I have a box that positioned to see H,W,L view. I understand steps to get vertices however most of the examples in the net only describes how to get 4 vertices from 2D plane. So my question is, how if we want to get 7 vertices (like the pic above) and handle it in numpy? How to differentiate between upper points and lower points?
I will be using Python to determine this.
Here's my attempt to get the 8 corners of the 3d rectangle. I masked on the saturation channel of the HSV color space since that separates out white.
I used findContours to get the contour of the box and then used approxPolyDP to get a six-point approximation (the six visible corners).

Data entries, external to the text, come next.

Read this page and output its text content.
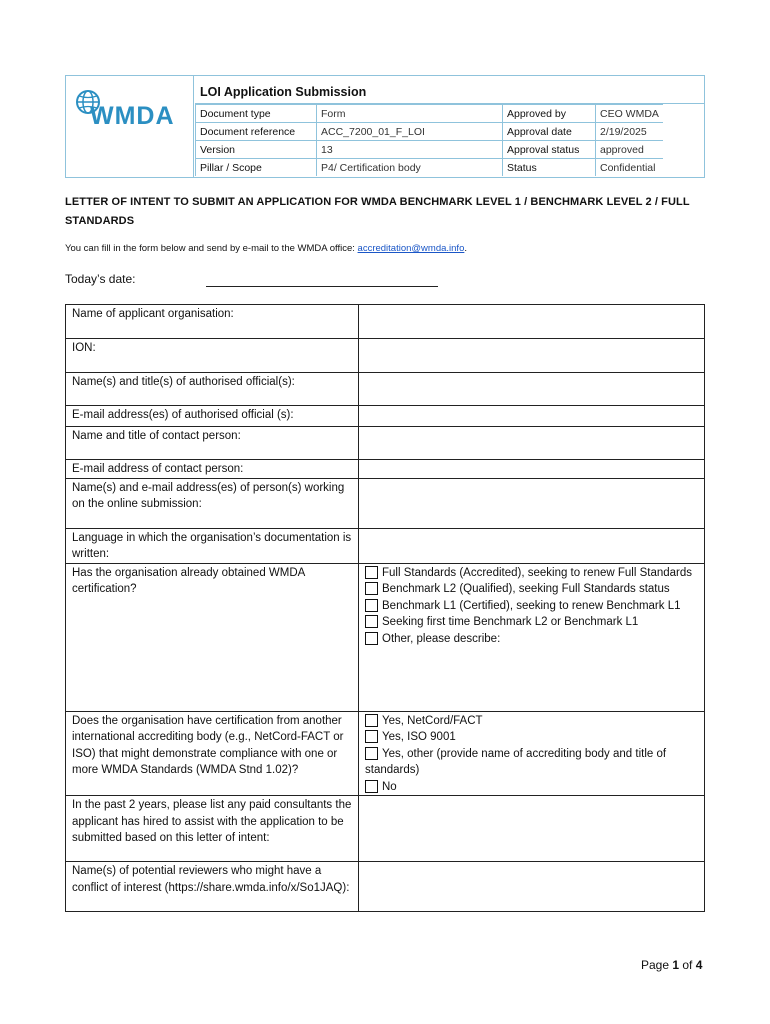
WMDA
LOI Application Submission
Document type	Form	Approved by	CEO WMDA
Document reference	ACC_7200_01_F_LOI	Approval date	2/19/2025
Version	13	Approval status	approved
Pillar / Scope	P4/ Certification body	Status	Confidential
LETTER OF INTENT TO SUBMIT AN APPLICATION FOR WMDA BENCHMARK LEVEL 1 / BENCHMARK LEVEL 2 / FULL STANDARDS
You can fill in the form below and send by e-mail to the WMDA office: accreditation@wmda.info.
Today’s date:
Name of applicant organisation:	
ION:	
Name(s) and title(s) of authorised official(s):	
E-mail address(es) of authorised official (s):	
Name and title of contact person:	
E-mail address of contact person:	
Name(s) and e-mail address(es) of person(s) working on the online submission:	
Language in which the organisation’s documentation is written:	
Has the organisation already obtained WMDA certification?	Full Standards (Accredited), seeking to renew Full Standards
Benchmark L2 (Qualified), seeking Full Standards status
Benchmark L1 (Certified), seeking to renew Benchmark L1
Seeking first time Benchmark L2 or Benchmark L1
Other, please describe:

Does the organisation have certification from another international accrediting body (e.g., NetCord-FACT or ISO) that might demonstrate compliance with one or more WMDA Standards (WMDA Stnd 1.02)?	Yes, NetCord/FACT
Yes, ISO 9001
Yes, other (provide name of accrediting body and title of standards)
No

In the past 2 years, please list any paid consultants the applicant has hired to assist with the application to be submitted based on this letter of intent:	
Name(s) of potential reviewers who might have a conflict of interest (https://share.wmda.info/x/So1JAQ):	
Page 1 of 4
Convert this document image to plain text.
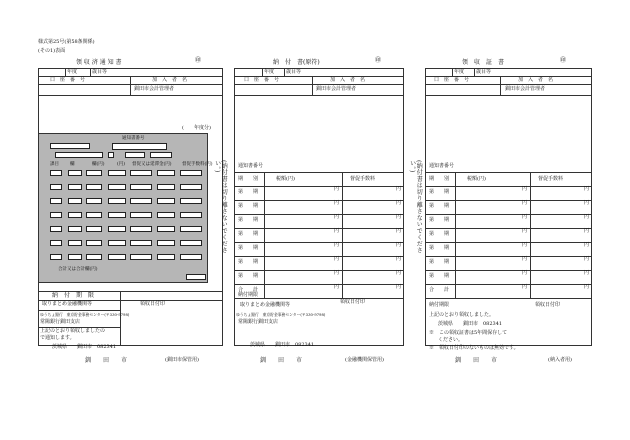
様式第25号(第58条関係)
(その1)表面
領 収 済 通 知 書	㊞
年度	歳目等
口　座　番　号	加　入　者　名
釧田市会計管理者
(　　年度分)
通知書番号
課目 欄	欄(円)	(円) 督促又は延滞金(円) 督促手数料(円)
合計又は合計欄(円)
納　付　期　限
取りまとめ金融機関等	領収日付印
ゆうちょ銀行　東京貯金事務センター(〒330-9798)
常陽銀行釧田支店
上記のとおり領収しましたの
で通知します。
茨城県　　釧田市　082341
釧　　田　　市	(釧田市保管用)
(納付書は切り離さないでください。)
納　付　書(原符)	㊞
年度 歳目等
口　座　番　号	加　入　者　名
釧田市会計管理者
通知書番号
期　　別	税額(円)	督促手数料
第　　期	円	円
第　　期	円	円
第　　期	円	円
第　　期	円	円
第　　期	円	円
第　　期	円	円
第　　期	円	円
合　　計	円	円
納付期限
領収日付印
取りまとめ金融機関等
ゆうちょ銀行　東京貯金事務センター(〒330-9798)
常陽銀行釧田支店
茨城県　　釧田市　082341
釧　　田　　市	(金融機関保管用)
(納付書は切り離さないでください。)
領　収　証　書	㊞
年度 歳目等
口　座　番　号	加　入　者　名
釧田市会計管理者
通知書番号
期　　別	税額(円)	督促手数料
第　　期	円	円
第　　期	円	円
第　　期	円	円
第　　期	円	円
第　　期	円	円
第　　期	円	円
第　　期	円	円
合　　計	円	円
納付期限	領収日付印
上記のとおり領収しました。
茨城県　　釧田市　082341
※　この領収証書は5年間保存して
ください。
※　領収日付印のないものは無効です。
釧　　田　　市	(納入者用)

From there I approximated the two "hidden" corners via a parallelogram approximation. For each point I looked two points behind and created a fourth point that would make a parallelogram with that side. I then took the centroid of these parallelogram points to guess the corner. I hoped that taking the centroid of the points would help even out the error between the parallelogram assumption and the perspective warping, but it did a poor job.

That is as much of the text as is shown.